The ways we celebrate and acknowledge Dad and his role in our lives has changed over time, but our wish to affirm him has remained constant.
Kansas City, MO (Vocus) June 15, 2010
This month, Hallmark shares the centennial limelight with a holiday the company is known for helping to celebrate, as Father’s Day turns 100 years old.
Sonora Smart Todd of Spokane, Wash., launched the first Father’s Day to honor the father who raised her and five siblings after her mother died. The city of Spokane celebrated Father’s Day for the first time on June 19, 1910, with proclamations and a parade. Todd fought most of her life to make the holiday a national observance, which finally happened in 1972. Today, people in more than 50 countries observe Father’s Day.
Although Hallmark made its first Father’s Day cards in the early 1920s, cards celebrating dads have been around since the company’s founding in January 1910.
"The ways we celebrate and acknowledge Dad and his role in our lives has changed over time, but our wish to affirm him has remained constant,” says Lynley Farris, Hallmark historian.
Here’s her perspective on how Americans have viewed dads, and how those views have shaped Father’s Day cards through the years.
1920s-1930s: Hallmark’s earliest Father’s Day cards depict Dad’s interests or show him as a great guy and head of the household.
1940s-1950s: Baby-care book author Dr.
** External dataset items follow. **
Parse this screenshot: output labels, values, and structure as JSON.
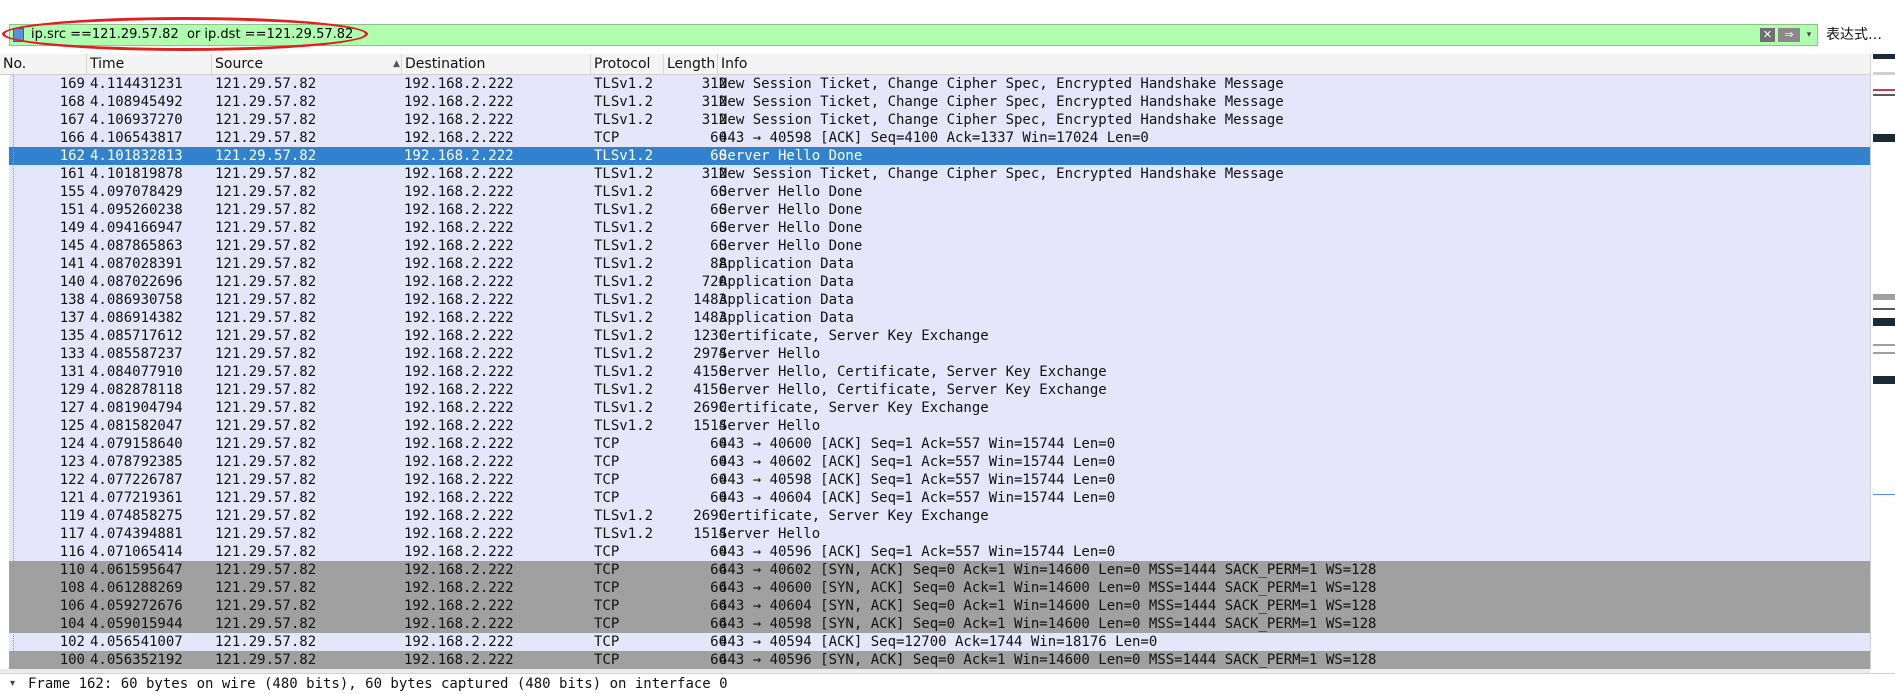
{
  "filter": {
    "value": "ip.src ==121.29.57.82  or ip.dst ==121.29.57.82",
    "clear_icon": "✕",
    "apply_icon": "⇒",
    "history_icon": "▾",
    "expression_label": "表达式…"
  },
  "columns": [
    "No.",
    "Time",
    "Source",
    "Destination",
    "Protocol",
    "Length",
    "Info"
  ],
  "sort_indicator": "▲",
  "packets": [
    {
      "no": "169",
      "time": "4.114431231",
      "src": "121.29.57.82",
      "dst": "192.168.2.222",
      "proto": "TLSv1.2",
      "len": "312",
      "info": "New Session Ticket, Change Cipher Spec, Encrypted Handshake Message",
      "style": "tls"
    },
    {
      "no": "168",
      "time": "4.108945492",
      "src": "121.29.57.82",
      "dst": "192.168.2.222",
      "proto": "TLSv1.2",
      "len": "312",
      "info": "New Session Ticket, Change Cipher Spec, Encrypted Handshake Message",
      "style": "tls"
    },
    {
      "no": "167",
      "time": "4.106937270",
      "src": "121.29.57.82",
      "dst": "192.168.2.222",
      "proto": "TLSv1.2",
      "len": "312",
      "info": "New Session Ticket, Change Cipher Spec, Encrypted Handshake Message",
      "style": "tls"
    },
    {
      "no": "166",
      "time": "4.106543817",
      "src": "121.29.57.82",
      "dst": "192.168.2.222",
      "proto": "TCP",
      "len": "60",
      "info": "443 → 40598 [ACK] Seq=4100 Ack=1337 Win=17024 Len=0",
      "style": "tls"
    },
    {
      "no": "162",
      "time": "4.101832813",
      "src": "121.29.57.82",
      "dst": "192.168.2.222",
      "proto": "TLSv1.2",
      "len": "60",
      "info": "Server Hello Done",
      "style": "sel"
    },
    {
      "no": "161",
      "time": "4.101819878",
      "src": "121.29.57.82",
      "dst": "192.168.2.222",
      "proto": "TLSv1.2",
      "len": "312",
      "info": "New Session Ticket, Change Cipher Spec, Encrypted Handshake Message",
      "style": "tls"
    },
    {
      "no": "155",
      "time": "4.097078429",
      "src": "121.29.57.82",
      "dst": "192.168.2.222",
      "proto": "TLSv1.2",
      "len": "60",
      "info": "Server Hello Done",
      "style": "tls"
    },
    {
      "no": "151",
      "time": "4.095260238",
      "src": "121.29.57.82",
      "dst": "192.168.2.222",
      "proto": "TLSv1.2",
      "len": "60",
      "info": "Server Hello Done",
      "style": "tls"
    },
    {
      "no": "149",
      "time": "4.094166947",
      "src": "121.29.57.82",
      "dst": "192.168.2.222",
      "proto": "TLSv1.2",
      "len": "60",
      "info": "Server Hello Done",
      "style": "tls"
    },
    {
      "no": "145",
      "time": "4.087865863",
      "src": "121.29.57.82",
      "dst": "192.168.2.222",
      "proto": "TLSv1.2",
      "len": "60",
      "info": "Server Hello Done",
      "style": "tls"
    },
    {
      "no": "141",
      "time": "4.087028391",
      "src": "121.29.57.82",
      "dst": "192.168.2.222",
      "proto": "TLSv1.2",
      "len": "88",
      "info": "Application Data",
      "style": "tls"
    },
    {
      "no": "140",
      "time": "4.087022696",
      "src": "121.29.57.82",
      "dst": "192.168.2.222",
      "proto": "TLSv1.2",
      "len": "720",
      "info": "Application Data",
      "style": "tls"
    },
    {
      "no": "138",
      "time": "4.086930758",
      "src": "121.29.57.82",
      "dst": "192.168.2.222",
      "proto": "TLSv1.2",
      "len": "1483",
      "info": "Application Data",
      "style": "tls"
    },
    {
      "no": "137",
      "time": "4.086914382",
      "src": "121.29.57.82",
      "dst": "192.168.2.222",
      "proto": "TLSv1.2",
      "len": "1483",
      "info": "Application Data",
      "style": "tls"
    },
    {
      "no": "135",
      "time": "4.085717612",
      "src": "121.29.57.82",
      "dst": "192.168.2.222",
      "proto": "TLSv1.2",
      "len": "1230",
      "info": "Certificate, Server Key Exchange",
      "style": "tls"
    },
    {
      "no": "133",
      "time": "4.085587237",
      "src": "121.29.57.82",
      "dst": "192.168.2.222",
      "proto": "TLSv1.2",
      "len": "2974",
      "info": "Server Hello",
      "style": "tls"
    },
    {
      "no": "131",
      "time": "4.084077910",
      "src": "121.29.57.82",
      "dst": "192.168.2.222",
      "proto": "TLSv1.2",
      "len": "4150",
      "info": "Server Hello, Certificate, Server Key Exchange",
      "style": "tls"
    },
    {
      "no": "129",
      "time": "4.082878118",
      "src": "121.29.57.82",
      "dst": "192.168.2.222",
      "proto": "TLSv1.2",
      "len": "4150",
      "info": "Server Hello, Certificate, Server Key Exchange",
      "style": "tls"
    },
    {
      "no": "127",
      "time": "4.081904794",
      "src": "121.29.57.82",
      "dst": "192.168.2.222",
      "proto": "TLSv1.2",
      "len": "2690",
      "info": "Certificate, Server Key Exchange",
      "style": "tls"
    },
    {
      "no": "125",
      "time": "4.081582047",
      "src": "121.29.57.82",
      "dst": "192.168.2.222",
      "proto": "TLSv1.2",
      "len": "1514",
      "info": "Server Hello",
      "style": "tls"
    },
    {
      "no": "124",
      "time": "4.079158640",
      "src": "121.29.57.82",
      "dst": "192.168.2.222",
      "proto": "TCP",
      "len": "60",
      "info": "443 → 40600 [ACK] Seq=1 Ack=557 Win=15744 Len=0",
      "style": "tls"
    },
    {
      "no": "123",
      "time": "4.078792385",
      "src": "121.29.57.82",
      "dst": "192.168.2.222",
      "proto": "TCP",
      "len": "60",
      "info": "443 → 40602 [ACK] Seq=1 Ack=557 Win=15744 Len=0",
      "style": "tls"
    },
    {
      "no": "122",
      "time": "4.077226787",
      "src": "121.29.57.82",
      "dst": "192.168.2.222",
      "proto": "TCP",
      "len": "60",
      "info": "443 → 40598 [ACK] Seq=1 Ack=557 Win=15744 Len=0",
      "style": "tls"
    },
    {
      "no": "121",
      "time": "4.077219361",
      "src": "121.29.57.82",
      "dst": "192.168.2.222",
      "proto": "TCP",
      "len": "60",
      "info": "443 → 40604 [ACK] Seq=1 Ack=557 Win=15744 Len=0",
      "style": "tls"
    },
    {
      "no": "119",
      "time": "4.074858275",
      "src": "121.29.57.82",
      "dst": "192.168.2.222",
      "proto": "TLSv1.2",
      "len": "2690",
      "info": "Certificate, Server Key Exchange",
      "style": "tls"
    },
    {
      "no": "117",
      "time": "4.074394881",
      "src": "121.29.57.82",
      "dst": "192.168.2.222",
      "proto": "TLSv1.2",
      "len": "1514",
      "info": "Server Hello",
      "style": "tls"
    },
    {
      "no": "116",
      "time": "4.071065414",
      "src": "121.29.57.82",
      "dst": "192.168.2.222",
      "proto": "TCP",
      "len": "60",
      "info": "443 → 40596 [ACK] Seq=1 Ack=557 Win=15744 Len=0",
      "style": "tls"
    },
    {
      "no": "110",
      "time": "4.061595647",
      "src": "121.29.57.82",
      "dst": "192.168.2.222",
      "proto": "TCP",
      "len": "66",
      "info": "443 → 40602 [SYN, ACK] Seq=0 Ack=1 Win=14600 Len=0 MSS=1444 SACK_PERM=1 WS=128",
      "style": "syn"
    },
    {
      "no": "108",
      "time": "4.061288269",
      "src": "121.29.57.82",
      "dst": "192.168.2.222",
      "proto": "TCP",
      "len": "66",
      "info": "443 → 40600 [SYN, ACK] Seq=0 Ack=1 Win=14600 Len=0 MSS=1444 SACK_PERM=1 WS=128",
      "style": "syn"
    },
    {
      "no": "106",
      "time": "4.059272676",
      "src": "121.29.57.82",
      "dst": "192.168.2.222",
      "proto": "TCP",
      "len": "66",
      "info": "443 → 40604 [SYN, ACK] Seq=0 Ack=1 Win=14600 Len=0 MSS=1444 SACK_PERM=1 WS=128",
      "style": "syn"
    },
    {
      "no": "104",
      "time": "4.059015944",
      "src": "121.29.57.82",
      "dst": "192.168.2.222",
      "proto": "TCP",
      "len": "66",
      "info": "443 → 40598 [SYN, ACK] Seq=0 Ack=1 Win=14600 Len=0 MSS=1444 SACK_PERM=1 WS=128",
      "style": "syn"
    },
    {
      "no": "102",
      "time": "4.056541007",
      "src": "121.29.57.82",
      "dst": "192.168.2.222",
      "proto": "TCP",
      "len": "60",
      "info": "443 → 40594 [ACK] Seq=12700 Ack=1744 Win=18176 Len=0",
      "style": "tls"
    },
    {
      "no": "100",
      "time": "4.056352192",
      "src": "121.29.57.82",
      "dst": "192.168.2.222",
      "proto": "TCP",
      "len": "66",
      "info": "443 → 40596 [SYN, ACK] Seq=0 Ack=1 Win=14600 Len=0 MSS=1444 SACK_PERM=1 WS=128",
      "style": "syn"
    }
  ],
  "detail": {
    "expander_icon": "▾",
    "text": "Frame 162: 60 bytes on wire (480 bits), 60 bytes captured (480 bits) on interface 0"
  },
  "colors": {
    "filter_valid": "#afffaf",
    "tls_row": "#e6e6fa",
    "syn_row": "#a0a0a0",
    "selected_row": "#3182ce",
    "annotation": "#e02020"
  }
}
Benjamin Spock begins to engage men in child-rearing, and cards respond by portraying Dad in humorous activities with his children. He’s also seen in stereotypical roles - sitting in a favorite chair reading the newspaper or wearing a suit and going to the office.
1960s-1970s: Fathers become more active in parenting, and cards embrace this family shift. Another cultural shift is the increasing amount of leisure time, and more cards show hobbies like golf and fishing, or pop culture fashion references.
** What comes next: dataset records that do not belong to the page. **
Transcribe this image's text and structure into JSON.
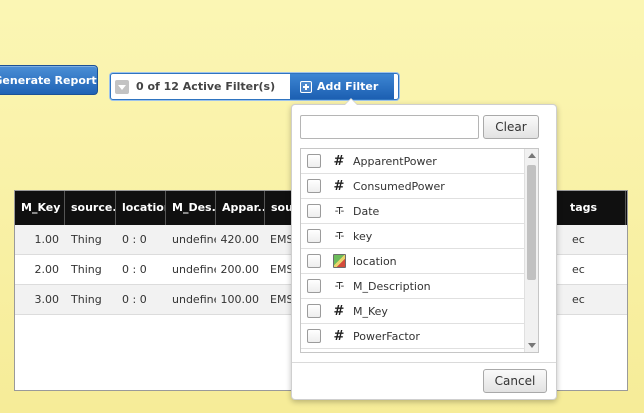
{
  "toolbar": {
    "generate_report_label": "Generate Report",
    "filter_count_label": "0 of 12 Active Filter(s)",
    "add_filter_label": "Add Filter"
  },
  "grid": {
    "columns": [
      "M_Key",
      "source...",
      "location",
      "M_Des...",
      "Appar...",
      "sou",
      "tags"
    ],
    "rows": [
      {
        "m_key": "1.00",
        "source": "Thing",
        "location": "0 : 0",
        "m_desc": "undefinec",
        "apparent": "420.00",
        "sou": "EMS",
        "tags": "ec"
      },
      {
        "m_key": "2.00",
        "source": "Thing",
        "location": "0 : 0",
        "m_desc": "undefinec",
        "apparent": "200.00",
        "sou": "EMS",
        "tags": "ec"
      },
      {
        "m_key": "3.00",
        "source": "Thing",
        "location": "0 : 0",
        "m_desc": "undefinec",
        "apparent": "100.00",
        "sou": "EMS",
        "tags": "ec"
      }
    ]
  },
  "filter_popup": {
    "search_value": "",
    "clear_label": "Clear",
    "cancel_label": "Cancel",
    "items": [
      {
        "label": "ApparentPower",
        "type_glyph": "#",
        "icon": "number-icon"
      },
      {
        "label": "ConsumedPower",
        "type_glyph": "#",
        "icon": "number-icon"
      },
      {
        "label": "Date",
        "type_glyph": "-T-",
        "icon": "text-icon"
      },
      {
        "label": "key",
        "type_glyph": "-T-",
        "icon": "text-icon"
      },
      {
        "label": "location",
        "type_glyph": "",
        "icon": "location-icon"
      },
      {
        "label": "M_Description",
        "type_glyph": "-T-",
        "icon": "text-icon"
      },
      {
        "label": "M_Key",
        "type_glyph": "#",
        "icon": "number-icon"
      },
      {
        "label": "PowerFactor",
        "type_glyph": "#",
        "icon": "number-icon"
      }
    ]
  }
}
1980s-1990s: Humor is one of the top ways we communicate with Dad, allowing the card-giver to connect from a safe, emotional distance. Masculine images of wildlife and the outdoors dominate more serious cards.
2000s-today: While humor remains important, cards are more appreciative, expressing Dad’s supportive role in the family. Technology enhances the cards we give him, playing music or enabling the giver to record a special message. New in 2010, cards allow the giver to record themselves singing karaoke-style or use augmented reality to make card images come to life on a computer screen.
“Real life continues to influence what we see in greeting cards,” Farris says. “If it’s part of today’s culture, it likely will show up in the greeting cards we send to those we love.”